The “solutions” enforced by Merkel and her fellow “experts” have caused greater unemployment than the US experienced at the worst of The Great Depression, decimated Greece’s banking system [ed: This is the first time I ever felt sorry for banks.] and exacerbated the foreign debt crisis itself. The Merkel and her band of poseurs, laughingly called finance ministers need to be replaced with people not looking through the prism of a set of inane ideological decrees.
Europeans want economic union. We have it in the US. Is it perfect? No. Is everyone equal? No. We have a bunch of parasitic red states taking in far more from the Federal government than they pay out. A previous article shines some light on the subject. All states are not equal. The Eurozone could go that route if they could get past the hubris of Merkel and her fellow “fiscal conservatives.”

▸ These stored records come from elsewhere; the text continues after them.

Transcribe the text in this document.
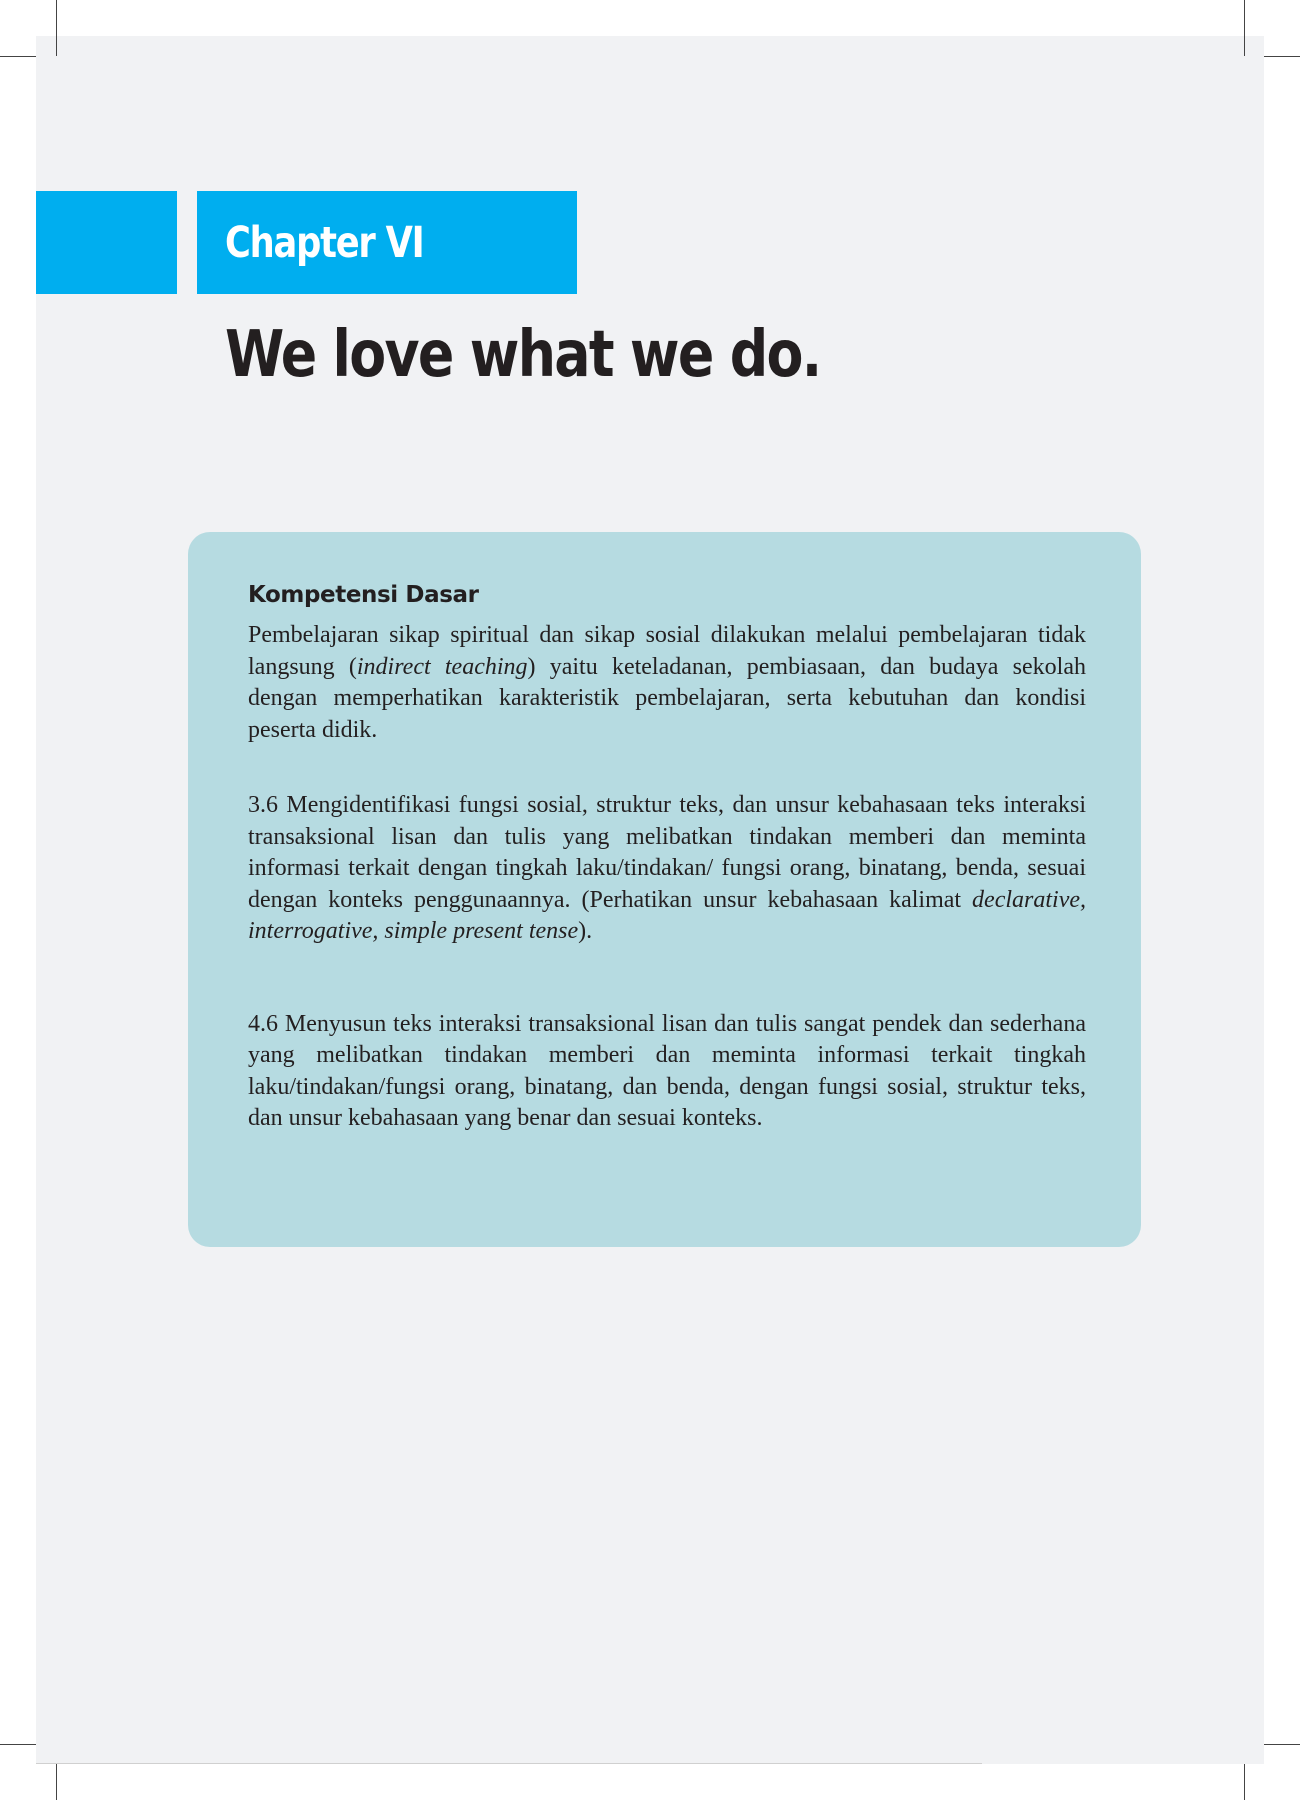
Chapter VI
We love what we do.
Kompetensi Dasar

Pembelajaran sikap spiritual dan sikap sosial dilakukan melalui pembelajaran tidak langsung (indirect teaching) yaitu keteladanan, pembiasaan, dan budaya sekolah dengan memperhatikan karakteristik pembelajaran, serta kebutuhan dan kondisi peserta didik.

3.6 Mengidentifikasi fungsi sosial, struktur teks, dan unsur kebahasaan teks interaksi transaksional lisan dan tulis yang melibatkan tindakan memberi dan meminta informasi terkait dengan tingkah laku/tindakan/ fungsi orang, binatang, benda, sesuai dengan konteks penggunaannya. (Perhatikan unsur kebahasaan kalimat declarative, interrogative, simple present tense).

4.6 Menyusun teks interaksi transaksional lisan dan tulis sangat pendek dan sederhana yang melibatkan tindakan memberi dan meminta informasi terkait tingkah laku/tindakan/fungsi orang, binatang, dan benda, dengan fungsi sosial, struktur teks, dan unsur kebahasaan yang benar dan sesuai konteks.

One other possible solution is available. We say it is important to the US that Greece find some way out of this pickle. The Greek debt is less than our leaders were willing to invest in Iraq and Afghanistan. The US could just fork over the funds. Perhaps it’s time for another Truman Doctrine. The results might possibly be more pleasant than the Bush wars.
While the demographics in Greece and the rest of Europe have shifted significantly to the left, so it has in the US. We’re lagging a bit, but it is partially hidden here due to gerrymandering and the Supreme Court. The endgame is in sight, but it’s too early to celebrate just yet.